Last week’s question: What were the six cities of refuge? The Torah names the following six cities as being cities of refuge: Golan, Ramoth, and Bosor, on the east of the Jordan River, and KedeshShechem, and Hebron on the western side. Probably established  during the reign of Josiah. We think of taking refuge in a synagogue or church. But remember Charleston.

23:8 More laws in this Torah portion than any other in the Bible. “You shall not abhor an Edomite” etc. Why do the Egyptians get special treatment? If they co-exist for three generations they are admitted to the congregations. Is this an exclusive list or representational? RB: There are certain people that can never be admitted – seven nations including the Amalekites.   There is a fear of loss of identity because part of social interaction in ancient times is sacrificing to the God(s) of others. Ruth is a Moabite and is ultimately the grandmother of King David. LL: There has been a diffusion of Jewish culture that has made much of America more Jewish.
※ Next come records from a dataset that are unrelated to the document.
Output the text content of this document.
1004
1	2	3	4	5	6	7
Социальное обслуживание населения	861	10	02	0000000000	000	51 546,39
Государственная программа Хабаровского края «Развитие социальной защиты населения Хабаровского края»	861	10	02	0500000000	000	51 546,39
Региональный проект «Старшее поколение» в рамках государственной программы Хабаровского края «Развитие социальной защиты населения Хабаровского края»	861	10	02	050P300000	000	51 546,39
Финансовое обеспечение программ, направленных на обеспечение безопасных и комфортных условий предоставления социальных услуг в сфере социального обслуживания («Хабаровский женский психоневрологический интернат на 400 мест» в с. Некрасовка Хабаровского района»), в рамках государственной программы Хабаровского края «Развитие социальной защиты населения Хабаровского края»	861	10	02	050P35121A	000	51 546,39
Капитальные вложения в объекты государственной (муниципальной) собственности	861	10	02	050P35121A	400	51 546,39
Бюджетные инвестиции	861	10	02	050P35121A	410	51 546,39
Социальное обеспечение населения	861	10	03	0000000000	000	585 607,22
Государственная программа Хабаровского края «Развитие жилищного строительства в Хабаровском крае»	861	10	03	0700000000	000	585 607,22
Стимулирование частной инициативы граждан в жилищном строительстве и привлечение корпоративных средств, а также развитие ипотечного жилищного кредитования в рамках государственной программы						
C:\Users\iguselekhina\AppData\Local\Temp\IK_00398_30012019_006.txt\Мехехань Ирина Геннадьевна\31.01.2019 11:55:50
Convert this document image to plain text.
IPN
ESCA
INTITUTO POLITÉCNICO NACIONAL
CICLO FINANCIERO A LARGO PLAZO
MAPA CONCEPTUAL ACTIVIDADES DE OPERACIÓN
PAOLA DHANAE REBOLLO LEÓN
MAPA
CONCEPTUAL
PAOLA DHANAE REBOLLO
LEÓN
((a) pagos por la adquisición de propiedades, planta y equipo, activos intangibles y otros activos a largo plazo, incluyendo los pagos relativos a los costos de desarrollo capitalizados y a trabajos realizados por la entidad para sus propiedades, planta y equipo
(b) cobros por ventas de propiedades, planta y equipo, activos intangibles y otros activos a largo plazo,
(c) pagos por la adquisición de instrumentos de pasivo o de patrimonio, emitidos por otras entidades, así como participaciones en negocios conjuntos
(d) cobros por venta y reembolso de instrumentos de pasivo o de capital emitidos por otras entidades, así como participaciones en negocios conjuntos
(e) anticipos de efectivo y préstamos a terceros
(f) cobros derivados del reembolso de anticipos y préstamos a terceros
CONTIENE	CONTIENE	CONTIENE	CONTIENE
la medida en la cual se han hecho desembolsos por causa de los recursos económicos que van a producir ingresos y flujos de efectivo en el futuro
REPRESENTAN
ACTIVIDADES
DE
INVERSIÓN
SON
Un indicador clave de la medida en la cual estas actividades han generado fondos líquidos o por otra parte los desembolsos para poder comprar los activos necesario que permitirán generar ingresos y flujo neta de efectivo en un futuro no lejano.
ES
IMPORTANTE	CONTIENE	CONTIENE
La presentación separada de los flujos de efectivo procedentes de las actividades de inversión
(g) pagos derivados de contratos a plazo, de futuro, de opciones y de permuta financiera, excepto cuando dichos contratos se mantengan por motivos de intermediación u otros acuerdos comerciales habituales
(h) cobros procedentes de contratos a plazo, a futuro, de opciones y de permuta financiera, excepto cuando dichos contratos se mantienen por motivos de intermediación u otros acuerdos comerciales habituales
PC: The moral and ethical aspects of Judaism are harder to see in the fabric of American society: fixing the world frequently clashes with many American attitudes. Acceptance of immigrants is another – social justice – caring for the poor. AS: Dis-aggregating the data on where Jews give money – they are the most generous in the country. RB: In the rabbinic period there was a communal organization that cared for the poor. Now the split is generally between government or philanthropic organizations. DC: Note that “Sedakah” means Justice not Charity. Note there is no mention of the Ishmaelite peoples.

28:10 Anything “untoward.” Or “unseemly.” There must be public sanitation and avoidance of impurities.  A military camp is considered a sacred place because it is assumed that God is with the Israelite army. God’s presence is essential.

28:16  You shall not turn over a slave that seeks refuge. “Dog” here is a euphemism for a male prostitute. The Bible was cited on both sides of the Abolitionist movement since there were slaves in the Bible. Note that it was very important not to have children of questionable paternity. See God vs Gay by Jay Michelson on the religious attitudes toward homosexuality.

The Hebrew word “Toevah” is best translated “against the custom of the place.” Instead of “abomination.”

28:20 The question of charging interest. It can be charged to foreigners. But in the 7th year and in the 50th year where there was a remission of debts. Loans were seen not as investments but as an act of charity. Hillel invented a system wherein your loan was actually transferred to a “court” that collected the loan. Jews became moneylenders because they could loan to foreigners.

28:22 When you make a vow to the Eternal your God… DC: But Kol Nidre absolves one of intemperate vows. RB: It sounds like divine forgiveness but it is actually legalistic. See recent decision on suit enforcing a promised bar mitzvah gift.

24:1 A bill of divorcement for an obnoxious wife. Even today the “get” is given by a husband to a wife. Hillel and Shamei and Akiva all commented on this – questions of translation are posed. This was a “no fault” divorce. Polygamy was a way of retaining the infertile wife and at the same time having a fertile one. This was probably all fairly progressive for the time. It is better to have some legal structure or rules of conduct than to have anarchy. A Ketuba is actually a prenuptial agreement. See:

In Reform Judaism a religious divorce is available to both men and woman. See: Ritual of Release.

In the Conservative movement there is the “Lieberman Clause” in the Ketuba which assures a divorce.

There is also a somewhat similar agreement in the Orthodox community.